6098 sayılı Türk Borçlar Kanununun 572. maddesi uyarınca —- kendisine bırakılan malları bir —- saklamak ve mallarda ayrıca önlem alınmasını gerektiren bir değişiklik olursa, durumu imkân ölçüsünde saklatana bildirmekle yükümlüdür. Aynı Kanunun 575. maddesi gereğince — malları, genel saklama sözleşmesinde olduğu gibi geri vermekle yükümlüdür.
Yargılama süresince davacı tarafından herhangi bir saklama sözleşmesi, ithalat belgesi, sevk irsaliyesi, ürünlerin alıcılara teslim edilmesine dair talimat yazısı sunulmamıştır. Depolara bırakılan malların sahipleri ile alıcıların anlaştığı, bu anlaşmalar üzerine mal sahiplerince verilen sözlü talimat doğrultusunda — sahipleri tarafından malların alıcılara teslim edildiği ve teslime dair yazılı belge verilmesinin bir istisna olduğu, belge verilmemesinin gelenek haline geldiği düşünülebilir ise de bir örf ve adet kuralının doğması için maddi ve manevi unsurların bir arada gerçekleşmesi zorunludur.

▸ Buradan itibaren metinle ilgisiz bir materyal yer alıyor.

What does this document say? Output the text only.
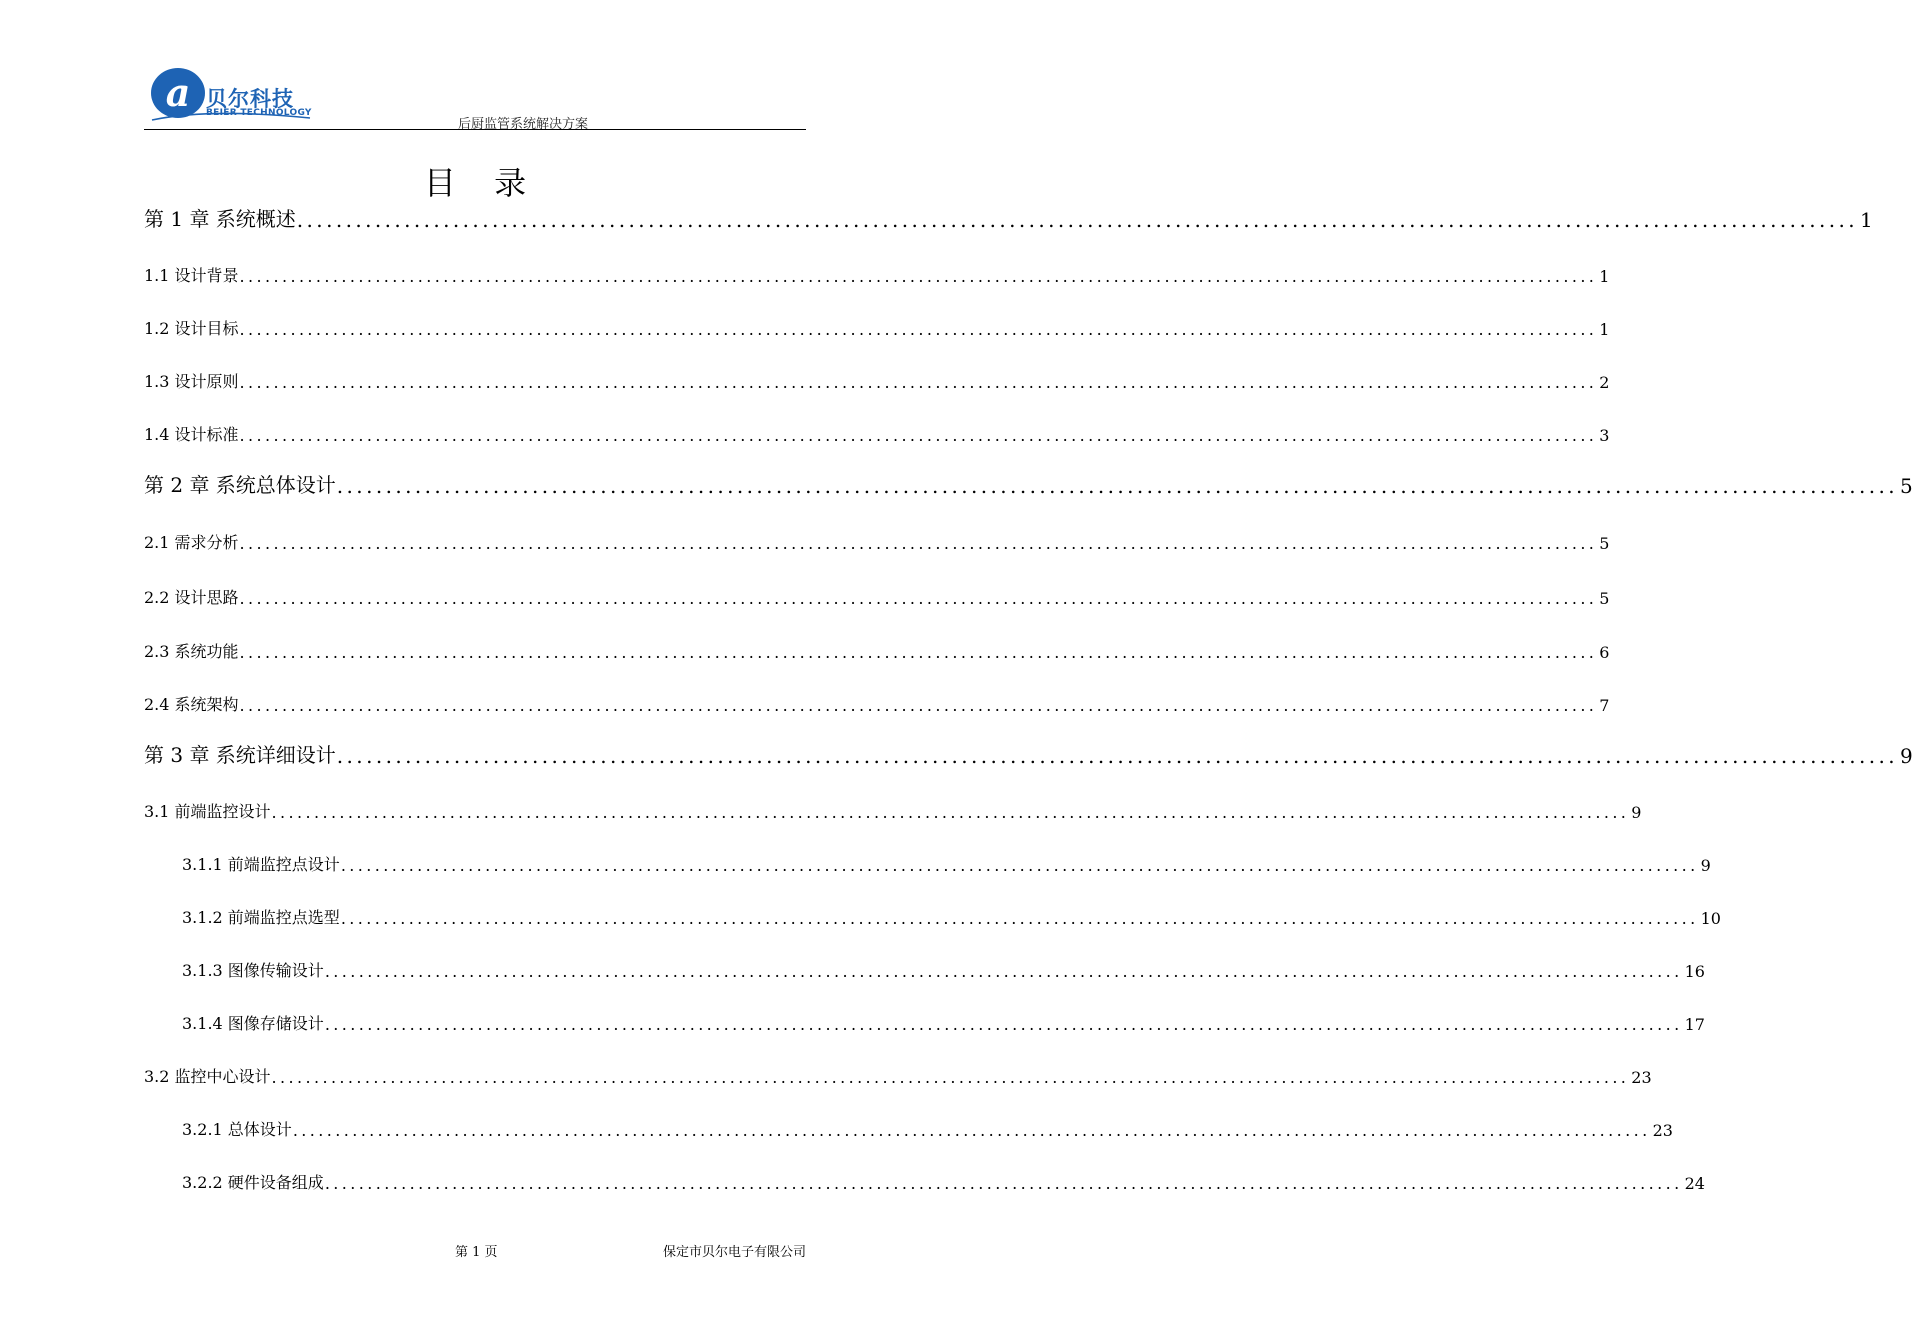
a 贝尔科技
BEIER TECHNOLOGY
后厨监管系统解决方案
目 录
第 1 章 系统概述 ................................................................................................................................................................ 1
1.1 设计背景 ................................................................................................................................................................ 1
1.2 设计目标 ................................................................................................................................................................ 1
1.3 设计原则 ................................................................................................................................................................ 2
1.4 设计标准 ................................................................................................................................................................ 3
第 2 章 系统总体设计 ................................................................................................................................................................ 5
2.1 需求分析 ................................................................................................................................................................ 5
2.2 设计思路 ................................................................................................................................................................ 5
2.3 系统功能 ................................................................................................................................................................ 6
2.4 系统架构 ................................................................................................................................................................ 7
第 3 章 系统详细设计 ................................................................................................................................................................ 9
3.1 前端监控设计 ................................................................................................................................................................ 9
3.1.1 前端监控点设计 ................................................................................................................................................................ 9
3.1.2 前端监控点选型 ................................................................................................................................................................ 10
3.1.3 图像传输设计 ................................................................................................................................................................ 16
3.1.4 图像存储设计 ................................................................................................................................................................ 17
3.2 监控中心设计 ................................................................................................................................................................ 23
3.2.1 总体设计 ................................................................................................................................................................ 23
3.2.2 硬件设备组成 ................................................................................................................................................................ 24
第 1 页	保定市贝尔电子有限公司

Maddi unsur, aynı tip olaylarda olaya katılanların benzer davranması ve bunun süreklilik arz etmesidir. Manevi unsur ise aynı tip olaylarda olaya katılanların benzer davranması konusunda ortak bir kanaatin olmasıdır. Taraflar arasında saklama sözleşmesi olduğu ispat edilememiş olduğu gibi davacı tarafından verilen sözlü talimat ile ——– gelen ürünlerin alıcılara teslim edildiği de ispat edilememiştir. Dava konusu ürünlere istinaden düzenlenen faturanın davalı tarafından kabul edilmeyerek iade edildiği, takibe konu faturanın— formu ile — bildirilmediği ve dosya kapsamındaki delil durumu nazara alındığında iadesi gereken ürünlerin davalı nezdinde bulunduğu ile ürünlerin tutarının ispat edilemediği kanaati ile aşağıdaki şekilde karar vermek gerekmiştir.
KARAR: Yukarıda açıklanan nedenlerle;
1-Sübut bulmayan davanın reddine,
Kötüniyet tazminatı hususunda karar verilmesine yer olmadığına,
2-Alınması gereken 59,30 TL maktu karar ve ilam harcının, peşin alınan 2.182,47 TL harçtan mahsubuna, fazla alınan 2.123,17 TL harcın karar kesinleştiğinde istek halinde yatırana iadesine,
3-Davalı davada kendisini vekil ile temsil ettirdiğinden karar tarihindeki —— nispi vekalet ücretinin davacıdan alınarak davalıya verilmesine,
4-Davacının yaptığı yargılama giderlerinin üzerinde bırakılmasına,
5-Davalı tarafından yapılan bir yargılama gideri bulunmadığından bu hususta karar verilmesine yer olmadığına,
6-Taraflarca yatırılan gider avansından artan kısmın HMK. 333. maddesi gereğince karar kesinleştikten sonra yatırana iadesine,
Gerekçeli mahkeme kararının taraflara tebliğinden itibaren 2 hafta içerisinde istinaf yolu açık olduğuna dair davacı ve davalı vekilinin yüzüne karşı verilen karar açıkça okunup usulen anlatıldı.